The character's name and model were inspired by her original voice actress, Heather Morris, who was also a motion capture actress, including for combat scenes during which she used her childhood taekwondo training. The creators originally named Heather "Helen", but after talking with Morris they realized that name was old-fashioned and changed it (in early promotional materials and the back of the game's original cover, the character still has the name Heather Morris, same as the actress). Morris said: "I liked the character Heather. She is sort of a bad-ass and a bit of a tomboy. Although she was very young, she was quite fearless and strong. I did respond well to the script. Heather was really interesting and a great character to play. ... Much like the character, Heather, I was learning about all the horrendous things in this video game world as I moved through it. So I was genuinely surprised and disturbed. Very often I would ask to stop the motion capture so we could look on the computer at the images that represented the monsters and people with whom I was supposed to be interacting. And they were creepy and quite scary. Since we were working on a blank stage, we really need to use our imagination."

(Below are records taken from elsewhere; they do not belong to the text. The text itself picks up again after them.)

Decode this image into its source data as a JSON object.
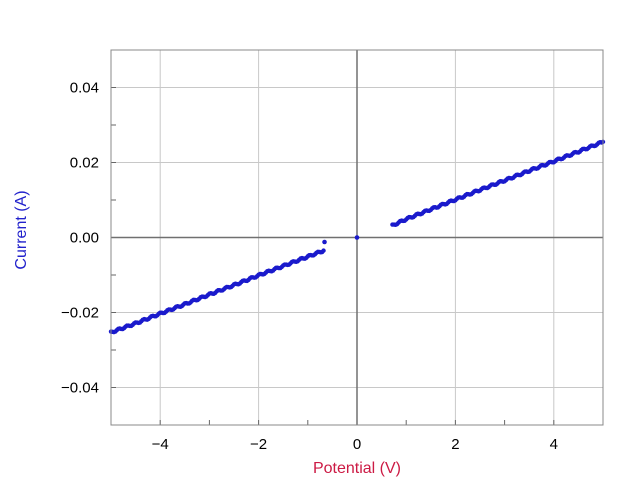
{
  "chart_data": {
    "type": "scatter",
    "title": "",
    "xlabel": "Potential (V)",
    "ylabel": "Current (A)",
    "xlim": [
      -5,
      5
    ],
    "ylim": [
      -0.05,
      0.05
    ],
    "x_ticks": [
      -4,
      -2,
      0,
      2,
      4
    ],
    "y_ticks": [
      -0.04,
      -0.02,
      0.0,
      0.02,
      0.04
    ],
    "x_tick_labels": [
      "−4",
      "−2",
      "0",
      "2",
      "4"
    ],
    "y_tick_labels": [
      "−0.04",
      "−0.02",
      "0.00",
      "0.02",
      "0.04"
    ],
    "grid": true,
    "colors": {
      "series": "#1a1acc",
      "xlabel": "#cc1a44",
      "ylabel": "#2222cc",
      "grid": "#c8c8c8",
      "zero_line": "#707070"
    },
    "series": [
      {
        "segments": [
          {
            "x": [
              -5.0,
              -4.5,
              -4.0,
              -3.5,
              -3.0,
              -2.5,
              -2.0,
              -1.5,
              -1.0,
              -0.68
            ],
            "y": [
              -0.0253,
              -0.0229,
              -0.0203,
              -0.0178,
              -0.0152,
              -0.0127,
              -0.0101,
              -0.0076,
              -0.0051,
              -0.0035
            ]
          },
          {
            "x": [
              -0.66
            ],
            "y": [
              -0.0012
            ]
          },
          {
            "x": [
              0.0
            ],
            "y": [
              0.0
            ]
          },
          {
            "x": [
              0.72,
              1.0,
              1.5,
              2.0,
              2.5,
              3.0,
              3.5,
              4.0,
              4.5,
              5.0
            ],
            "y": [
              0.0032,
              0.0049,
              0.0075,
              0.0101,
              0.0127,
              0.0152,
              0.0178,
              0.0203,
              0.0229,
              0.0255
            ]
          }
        ]
      }
    ]
  }
}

In contrast to Morris, Adelaide Clemens, who played Heather in Revelation, had to work with physically existing monsters on the film's set. She said "I really took on the role of Heather Mason herself—the psychological journey that she's going on. ... [W]ith the mythology of the game, the gravity of what the monsters are—what they mean; their symbolism, and all of those things—I did research the game, and look into the 'history' of Silent Hill, and what has been created there in the franchise. And, physically! I had to get incredibly strong, and incredibly fit—just really immerse myself in Heather Mason."

==Reception==
In Silent Hill: The Terror Engine, Bernard Perron wrote that Heather's "temper" and "sharp tongue" served to distinguish her from the female protagonists of the survival-horror games Rule of Rose (2006), Clock Tower 3 (2002), and Fatal Frame (2001), whom he described as being characterized as "more frail or innocent". Game Revolution's Chris Hudak preferred Heather over the prior protagonists of the series, Silent Hills Harry Mason and Silent Hill 2s James Sunderland, whom he felt were "bland"; he praised her "attitude, some vulnerability and even some snarky teenaged wit". Joystick Division's James Hawkins praised Heather for how she "show[ed] the world that whiny teenage girls can become incredible badasses", putting her on the tenth place of his 2010 list of the top ten "badass ladies" in video game history. That same year, Mania Entertainment's "Briana Lawrence" ranked her fifth on her list of "13 Video Game Women That Kick Ass", calling Heather a "really cool lead character". Schuyler J. Dievendorf of The Escapist included her on his 2014 list of eight "most badass videogame ladies" as she "has gone through hell and become numbed to the nightmare. After seeing the things that she's seen most people would have cracked, but she keeps going."

CNET shared the sentiments, adding she "may not have the toughness of some of the other protagonists here, but Heather Mason is absolutely human and eminently relatable". UGO Networks writers placed the character second on its 2011 list of the best kids in video games, also featuring her on their list of the "most stylin'" alternate costumes for her "Sailor Moon-esque character" Princess Heart costume. In 2013, Complex ranked Heather as the 36th greatest heroine in video game history, stating that they still "love" her "despite the massive pile of fail known as Silent Hill Revelation 3D."

According to Leigh Alexander of GamePro, "for years, video games have struggled to define what constitutes a positive portrayal of women. We've learned what isn't, over our checkered history of anime panty shots, gratuitous cleavage and breast physics. And thanks to the likes of Half-Life 2s Alyx Vance, Beyond Good & Evils Jade, Silent Hill 3s Heather Morris [sic], and Portals Chell, we've got some idea of what is." However, one essay in Unraveling Resident Evil criticized Heather as following a "traditional trope" of a "sexless child" similar to the role of "a virgin or tomboy, Rebecca and Claire" in the Resident Evil series of horror games by Capcom, contrasting them with Resident Evils Ada.